Chesapeake Energy shareholders rebuke board

Posted: June 09, 2012

OKLAHOMA CITY — Chesapeake Energy Corp. shareholders rebuked the company's board by withholding support for two directors up for reelection at Friday's annual meeting. Both directors have tendered their resignation.

Shareholders also withheld their support for Chesapeake's executive compensation plan and peppered CEO Aubrey McClendon with questions about the corporate governance and accountability of the nation's second-largest producer of natural gas. Chesapeake is the largest natural gas producer in Pennsylvania and the largest leaseholder in the Marcellus Shale, which runs through the state.

Chesapeake also said Friday it had sold $4 billion in pipeline assets.

Shares of the Oklahoma City-based company are worth nearly 40 percent less than a year ago. And Chesapeake still has big spending plans even though it is taking in less cash because of a plunge in natural gas prices. It also needs to sell billions of dollars in assets to service a huge debt load.

"Something is out of balance here at Chesapeake," said shareholder Gerald Armstrong, of Denver, whose proposal to reincorporate the company in Delaware passed with the support of 53 percent of the votes cast. Armstrong said that the move would bring greater accountability to the company but that Chesapeake had resisted it. The proposal is nonbinding.

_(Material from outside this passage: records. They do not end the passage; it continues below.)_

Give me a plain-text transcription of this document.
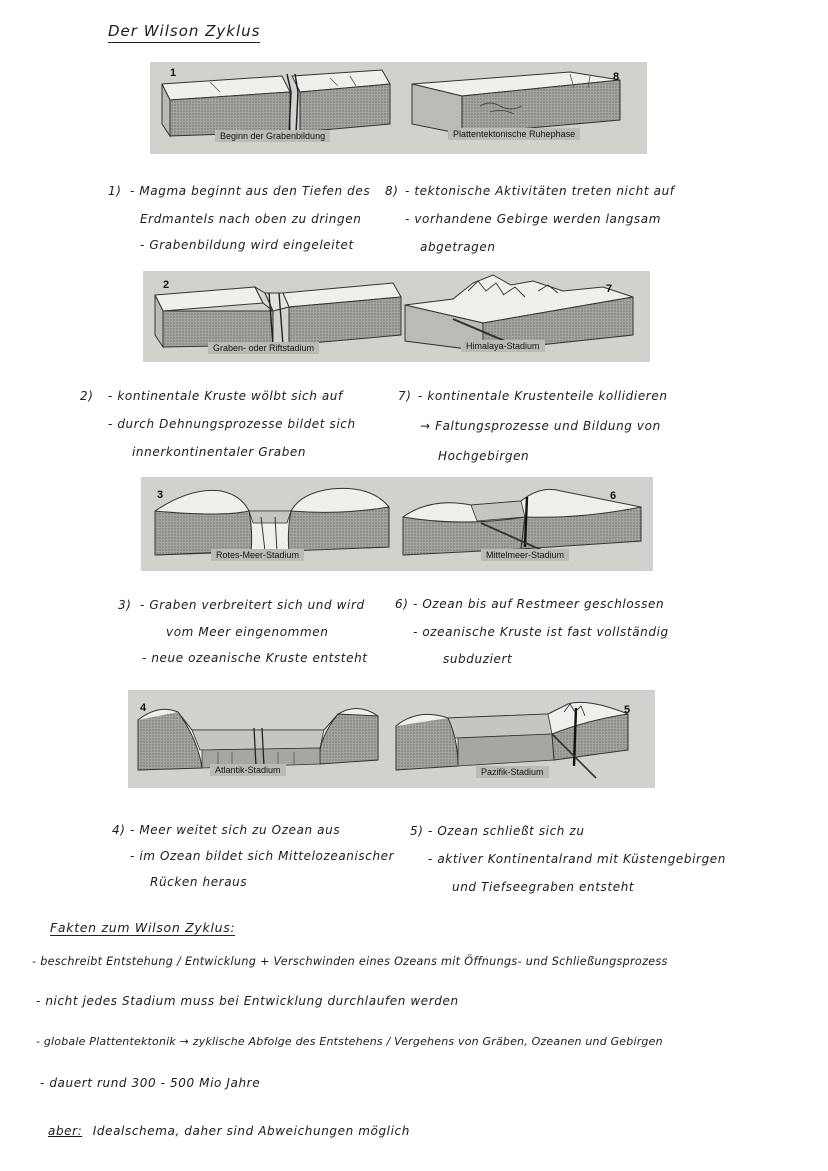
Der Wilson Zyklus
1	8
Beginn der Grabenbildung	Plattentektonische Ruhephase
1) - Magma beginnt aus den Tiefen des
Erdmantels nach oben zu dringen
- Grabenbildung wird eingeleitet
8) - tektonische Aktivitäten treten nicht auf
- vorhandene Gebirge werden langsam
abgetragen
2	7
Graben- oder Riftstadium	Himalaya-Stadium
2) - kontinentale Kruste wölbt sich auf
- durch Dehnungsprozesse bildet sich
innerkontinentaler Graben
7) - kontinentale Krustenteile kollidieren
→ Faltungsprozesse und Bildung von
Hochgebirgen
3	6
Rotes-Meer-Stadium	Mittelmeer-Stadium
3) - Graben verbreitert sich und wird
vom Meer eingenommen
- neue ozeanische Kruste entsteht
6) - Ozean bis auf Restmeer geschlossen
- ozeanische Kruste ist fast vollständig
subduziert
4	5
Atlantik-Stadium	Pazifik-Stadium
4) - Meer weitet sich zu Ozean aus
- im Ozean bildet sich Mittelozeanischer
Rücken heraus
5) - Ozean schließt sich zu
- aktiver Kontinentalrand mit Küstengebirgen
und Tiefseegraben entsteht
Fakten zum Wilson Zyklus:
- beschreibt Entstehung / Entwicklung + Verschwinden eines Ozeans mit Öffnungs- und Schließungsprozess
- nicht jedes Stadium muss bei Entwicklung durchlaufen werden
- globale Plattentektonik → zyklische Abfolge des Entstehens / Vergehens von Gräben, Ozeanen und Gebirgen
- dauert rund 300 - 500 Mio Jahre
aber: Idealschema, daher sind Abweichungen möglich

Armstrong said he filed his proposal in January before media reports raised questions about whether McClendon's personal business interests conflicted with those of his company. Reports called into question the propriety of McClendon's use of Chesapeake well stakes as collateral to obtain loans. The reports helped sink an already depressed stock price. They also painted a picture of a board that accepted better-than-average pay and perks in return for keeping a loose rein on the CEO. And they disclosed that McClendon was allowed to borrow money from a company that Chesapeake was doing business with.

The two directors who resigned Friday are V. Burns Hargis and Richard K. Davidson.